EDEN, Idaho (AP) - When Tempe Regan saw a wing flapping in the breeze on the side of the road, she knew right away what it was.
She turned her truck around and pulled over on the north side of Idaho Highway 25 a few miles east of Eden.
The bird’s head hung lifeless as she scooped it from the asphalt. A bone jutted from a wing.
“It’s still warm,” Regan said.
She had found what she was looking for Friday night, but not how she’d hoped to find it. The moment solidified her passion for her research and would later bring her to tears.
Regan is a Boise State University graduate student studying the frequency of barn owl fatalities along the Interstate 84 corridor between Boise and Burley. Her research is a part of a collaborative effort supported by the Idaho Transportation Department, Idaho Department of Fish and Game and the Federal Highway Administration.
The aim of the research is straightforward: learn what can be done to reduce the number of barn owl fatalities along the corridor - a number that could be as high as 1,500 per year between Boise and Pocatello.
Regan’s research, however, is surreal.
On Friday, Regan and Sara Pourzamani, a BSU biology student assisting in the field, stopped on a desert road somewhere between Eden and Hazelton. The glow of taillights illuminated a pair of yellow warning stickers on the back of the truck: “Vehicle Makes Frequent Stops.”
The pair climbed out into the frigid black night, pulled reflective vests over several layers of clothes and placed cones in the road.
Aided by a headlamp, Pourzamani took notes on light pollution; number and distance of houses; presence of power lines; wind speed and air temperature.
Then Regan called out the time and turned on an electronic game call. They flicked their spotlights on, beaming the sagebrush, looking and listening for owls.
Five minutes later, the call belted out 30 seconds of 105-decibel barn owl broadcast calls as Regan held it over her head.
When the shrieking stopped, she measured background noise with a handheld decibel meter, and the pair continued to spotlight in silence. Their breath billowed in the beams.
“This is what I do, all night long,” Regan said softly.
They repeated the process - five minutes of silence, 30 seconds of calls - for about 16 minutes before they packed up and moved on.
Regan’s research area is a series of 300 sites plotted randomly with a Global Information System from zero to 17 kilometers - about 10.5 miles - north and south of the interstate.
Regan said her goal is to reach at least 12 detection sites each night, which usually entails driving more than 100 miles in eight or nine hours.

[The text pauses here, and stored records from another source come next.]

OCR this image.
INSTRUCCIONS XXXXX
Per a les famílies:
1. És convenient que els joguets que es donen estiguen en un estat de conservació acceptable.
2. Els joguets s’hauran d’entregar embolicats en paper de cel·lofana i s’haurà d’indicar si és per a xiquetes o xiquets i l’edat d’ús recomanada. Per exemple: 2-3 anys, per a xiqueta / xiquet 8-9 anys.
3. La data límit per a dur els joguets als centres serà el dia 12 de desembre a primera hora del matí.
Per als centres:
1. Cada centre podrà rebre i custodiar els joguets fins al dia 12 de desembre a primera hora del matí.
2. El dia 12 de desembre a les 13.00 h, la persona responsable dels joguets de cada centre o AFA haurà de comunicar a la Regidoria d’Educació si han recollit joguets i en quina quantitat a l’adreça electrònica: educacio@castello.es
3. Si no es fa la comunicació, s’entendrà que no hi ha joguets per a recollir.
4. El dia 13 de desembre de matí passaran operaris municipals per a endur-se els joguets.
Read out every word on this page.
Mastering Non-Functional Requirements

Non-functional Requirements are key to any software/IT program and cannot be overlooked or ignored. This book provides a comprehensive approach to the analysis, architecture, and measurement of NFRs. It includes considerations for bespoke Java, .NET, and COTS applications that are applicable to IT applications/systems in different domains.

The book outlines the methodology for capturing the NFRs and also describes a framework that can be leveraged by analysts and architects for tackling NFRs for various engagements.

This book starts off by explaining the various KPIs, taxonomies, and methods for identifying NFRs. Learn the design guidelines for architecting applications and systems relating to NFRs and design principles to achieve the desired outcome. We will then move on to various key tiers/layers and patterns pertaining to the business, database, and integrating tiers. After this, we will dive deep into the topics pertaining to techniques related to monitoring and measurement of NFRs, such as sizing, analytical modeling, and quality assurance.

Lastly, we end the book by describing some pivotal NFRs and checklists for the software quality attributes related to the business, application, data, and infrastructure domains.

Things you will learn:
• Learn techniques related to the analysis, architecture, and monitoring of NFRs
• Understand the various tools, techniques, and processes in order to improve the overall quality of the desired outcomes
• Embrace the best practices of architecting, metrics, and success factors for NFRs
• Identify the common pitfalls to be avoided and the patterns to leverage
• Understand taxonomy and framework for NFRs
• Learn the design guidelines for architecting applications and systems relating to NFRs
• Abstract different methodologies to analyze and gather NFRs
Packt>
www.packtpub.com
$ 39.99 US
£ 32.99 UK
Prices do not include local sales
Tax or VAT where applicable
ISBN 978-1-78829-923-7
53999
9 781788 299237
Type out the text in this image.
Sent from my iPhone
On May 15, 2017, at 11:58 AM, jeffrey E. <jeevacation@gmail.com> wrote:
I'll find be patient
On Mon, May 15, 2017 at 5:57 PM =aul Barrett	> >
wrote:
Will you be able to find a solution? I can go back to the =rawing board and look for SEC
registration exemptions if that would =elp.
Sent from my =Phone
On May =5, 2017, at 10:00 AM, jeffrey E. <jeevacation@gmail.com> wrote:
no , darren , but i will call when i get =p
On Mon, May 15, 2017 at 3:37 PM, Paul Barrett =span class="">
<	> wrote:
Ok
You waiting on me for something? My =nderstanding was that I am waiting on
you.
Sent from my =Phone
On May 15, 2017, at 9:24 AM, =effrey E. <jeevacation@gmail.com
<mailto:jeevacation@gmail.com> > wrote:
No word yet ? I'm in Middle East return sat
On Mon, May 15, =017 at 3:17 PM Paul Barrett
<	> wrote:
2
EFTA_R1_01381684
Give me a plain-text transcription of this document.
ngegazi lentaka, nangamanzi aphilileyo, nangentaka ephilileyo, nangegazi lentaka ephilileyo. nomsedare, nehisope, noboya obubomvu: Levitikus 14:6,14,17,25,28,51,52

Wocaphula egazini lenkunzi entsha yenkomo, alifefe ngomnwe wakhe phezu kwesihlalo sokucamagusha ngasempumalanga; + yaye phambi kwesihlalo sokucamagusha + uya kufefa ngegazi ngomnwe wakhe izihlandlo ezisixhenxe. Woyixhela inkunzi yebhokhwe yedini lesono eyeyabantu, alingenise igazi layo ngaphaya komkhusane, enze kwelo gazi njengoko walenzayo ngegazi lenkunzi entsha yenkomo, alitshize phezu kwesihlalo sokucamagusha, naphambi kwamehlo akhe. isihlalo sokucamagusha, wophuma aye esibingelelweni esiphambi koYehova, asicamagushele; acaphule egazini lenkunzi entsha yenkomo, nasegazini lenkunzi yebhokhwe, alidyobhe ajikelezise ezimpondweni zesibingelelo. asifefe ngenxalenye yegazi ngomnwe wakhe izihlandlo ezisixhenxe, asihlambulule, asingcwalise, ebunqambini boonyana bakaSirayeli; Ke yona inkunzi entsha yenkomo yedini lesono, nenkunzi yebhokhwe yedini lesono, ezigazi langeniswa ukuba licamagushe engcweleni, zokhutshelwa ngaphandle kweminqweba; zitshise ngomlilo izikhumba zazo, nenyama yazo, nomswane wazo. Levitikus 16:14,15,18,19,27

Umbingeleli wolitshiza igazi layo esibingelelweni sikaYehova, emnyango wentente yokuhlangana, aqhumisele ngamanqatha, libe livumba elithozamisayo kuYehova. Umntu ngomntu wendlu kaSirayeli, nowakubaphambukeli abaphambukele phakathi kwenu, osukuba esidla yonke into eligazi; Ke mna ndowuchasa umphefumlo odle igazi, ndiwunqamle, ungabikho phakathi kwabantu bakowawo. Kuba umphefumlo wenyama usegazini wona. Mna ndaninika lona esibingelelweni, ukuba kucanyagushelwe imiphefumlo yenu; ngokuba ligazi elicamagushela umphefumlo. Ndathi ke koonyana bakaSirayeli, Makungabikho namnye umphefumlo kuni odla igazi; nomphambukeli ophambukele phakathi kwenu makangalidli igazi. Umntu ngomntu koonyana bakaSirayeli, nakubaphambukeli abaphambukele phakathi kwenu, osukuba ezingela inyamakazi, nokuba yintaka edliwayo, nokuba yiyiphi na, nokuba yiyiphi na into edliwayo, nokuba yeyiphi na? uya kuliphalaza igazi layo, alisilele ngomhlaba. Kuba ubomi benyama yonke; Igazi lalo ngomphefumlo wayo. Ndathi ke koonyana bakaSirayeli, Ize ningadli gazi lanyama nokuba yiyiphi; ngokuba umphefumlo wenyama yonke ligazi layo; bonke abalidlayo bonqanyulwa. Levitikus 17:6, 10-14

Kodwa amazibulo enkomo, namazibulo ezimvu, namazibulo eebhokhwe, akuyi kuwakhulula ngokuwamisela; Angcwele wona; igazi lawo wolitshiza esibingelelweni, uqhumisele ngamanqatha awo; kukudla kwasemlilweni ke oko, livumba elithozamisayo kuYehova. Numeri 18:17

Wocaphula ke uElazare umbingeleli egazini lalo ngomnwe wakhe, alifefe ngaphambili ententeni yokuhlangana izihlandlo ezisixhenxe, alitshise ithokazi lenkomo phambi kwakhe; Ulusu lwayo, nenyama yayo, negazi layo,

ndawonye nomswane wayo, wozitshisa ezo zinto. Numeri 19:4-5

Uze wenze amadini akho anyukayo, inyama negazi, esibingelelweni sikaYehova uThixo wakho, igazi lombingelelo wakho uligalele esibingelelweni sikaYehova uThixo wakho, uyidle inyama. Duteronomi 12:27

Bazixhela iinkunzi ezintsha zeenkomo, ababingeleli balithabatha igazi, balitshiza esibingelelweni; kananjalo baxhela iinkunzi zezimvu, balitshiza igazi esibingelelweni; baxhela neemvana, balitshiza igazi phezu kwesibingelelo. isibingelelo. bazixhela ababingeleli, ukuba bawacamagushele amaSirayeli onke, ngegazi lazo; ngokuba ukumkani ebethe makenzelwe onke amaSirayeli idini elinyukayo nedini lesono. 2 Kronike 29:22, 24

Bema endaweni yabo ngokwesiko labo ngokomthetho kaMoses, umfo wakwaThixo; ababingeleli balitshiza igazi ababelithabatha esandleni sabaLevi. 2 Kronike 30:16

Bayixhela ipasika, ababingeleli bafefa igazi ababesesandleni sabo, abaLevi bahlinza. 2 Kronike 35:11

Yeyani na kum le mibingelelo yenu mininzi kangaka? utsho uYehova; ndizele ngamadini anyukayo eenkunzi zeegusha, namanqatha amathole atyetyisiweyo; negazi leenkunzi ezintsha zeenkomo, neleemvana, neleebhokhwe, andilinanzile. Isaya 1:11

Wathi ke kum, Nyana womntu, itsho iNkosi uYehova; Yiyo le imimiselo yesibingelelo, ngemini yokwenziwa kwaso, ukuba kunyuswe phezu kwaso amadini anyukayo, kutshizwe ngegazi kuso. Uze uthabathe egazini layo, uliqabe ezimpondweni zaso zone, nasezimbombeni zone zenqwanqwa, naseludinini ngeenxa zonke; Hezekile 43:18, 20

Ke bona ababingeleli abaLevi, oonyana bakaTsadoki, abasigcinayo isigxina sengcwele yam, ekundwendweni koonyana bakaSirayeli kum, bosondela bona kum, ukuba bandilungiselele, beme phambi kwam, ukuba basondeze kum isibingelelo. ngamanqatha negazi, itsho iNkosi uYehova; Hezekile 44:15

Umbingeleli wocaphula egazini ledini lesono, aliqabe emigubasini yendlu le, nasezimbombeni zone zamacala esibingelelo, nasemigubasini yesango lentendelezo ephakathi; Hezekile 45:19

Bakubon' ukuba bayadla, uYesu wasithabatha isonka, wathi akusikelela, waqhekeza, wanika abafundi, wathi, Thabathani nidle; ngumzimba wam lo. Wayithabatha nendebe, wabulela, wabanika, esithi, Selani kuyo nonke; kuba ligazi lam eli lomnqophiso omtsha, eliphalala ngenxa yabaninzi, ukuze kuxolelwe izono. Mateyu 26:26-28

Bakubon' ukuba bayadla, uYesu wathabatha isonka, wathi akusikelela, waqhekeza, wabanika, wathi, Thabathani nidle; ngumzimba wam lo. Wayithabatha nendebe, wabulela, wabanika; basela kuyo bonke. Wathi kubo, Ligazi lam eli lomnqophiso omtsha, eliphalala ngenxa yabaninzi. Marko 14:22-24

With a minimum number of barn owl sightings and some tricky statistics, she’ll be able to estimate the population, she said.
Regan notifies county law enforcement dispatch before leaving her hotel to let them know what she’s doing, what she’s driving and roughly where she’ll be.
Drawing both praise and suspicion of poaching or trespassing, her nocturnal roadside habits attract attention and have been called into question several times.
“As much as it is in my power to determine, I will be on public roads,” she said. “And I take that very seriously.”
At a second site Friday no barn owls were detected, but a pair of great horned owls - male and female - hooted in the distance. Regan produced a compass and read Pourzamani a bearing, which would be used later to determine the birds’ position in relation to the interstate.
Great horned owls are not the focus of the research, but they are part of the equation.
“Great horned owls eat barn owls,” Regan whispered.
Jim Belthoff, a biology professor at BSU who advises Regan, said people speculate that background noise created by the interstate may play a role in the fatalities, as barn owls often locate prey completely by sound. The birds have evolved to hunt over expansive lightless terrain, so headlights could also factor in.
But one of the main contributing factors is the way they hunt, he said, “low and slow on the wing,” a couple of meters off the ground.
Barn owls are listed as threatened in seven states; in 14 others, they’re listed as a species of interest or concern. Idaho has no listing.
“We do know that the owls are dying by the hundreds,” Belthoff said, but there aren’t any good scientific estimates on their populations along the corridor.
The question is whether the population can sustain the loss. Both Regan and Belthoff expect it can’t.
“At some point it could go into decline, and it could blink out and become locally extirpated,” Regan said.
If someone has an owl nesting in their barn, it’s evident in the excreted pellets and fecal whitewash the birds leave behind, Belthoff said. Otherwise, they’re elusive.
“They don’t vocalize much, they’re silent flyers and they’re strictly nocturnal,” he said.
Kind of like Regan and Pourzamani.
Dense fog turned the roads north of the interstate into a labyrinth of black space Friday night, making it difficult to navigate even with GPS. It also made spot lighting impossible.
But by Sunday morning, Regan said she had reached her 103rd detection site and to date has seen about 20 live owls.
Before heading back to Boise, she confessed - teary-eyed - how she felt journaling about finding the dead bird.
“My research became a matter of the heart,” she said. “I’ll do whatever it takes to solve this problem, even if it means spending every night of every weekend for the next two years out here looking for owls.”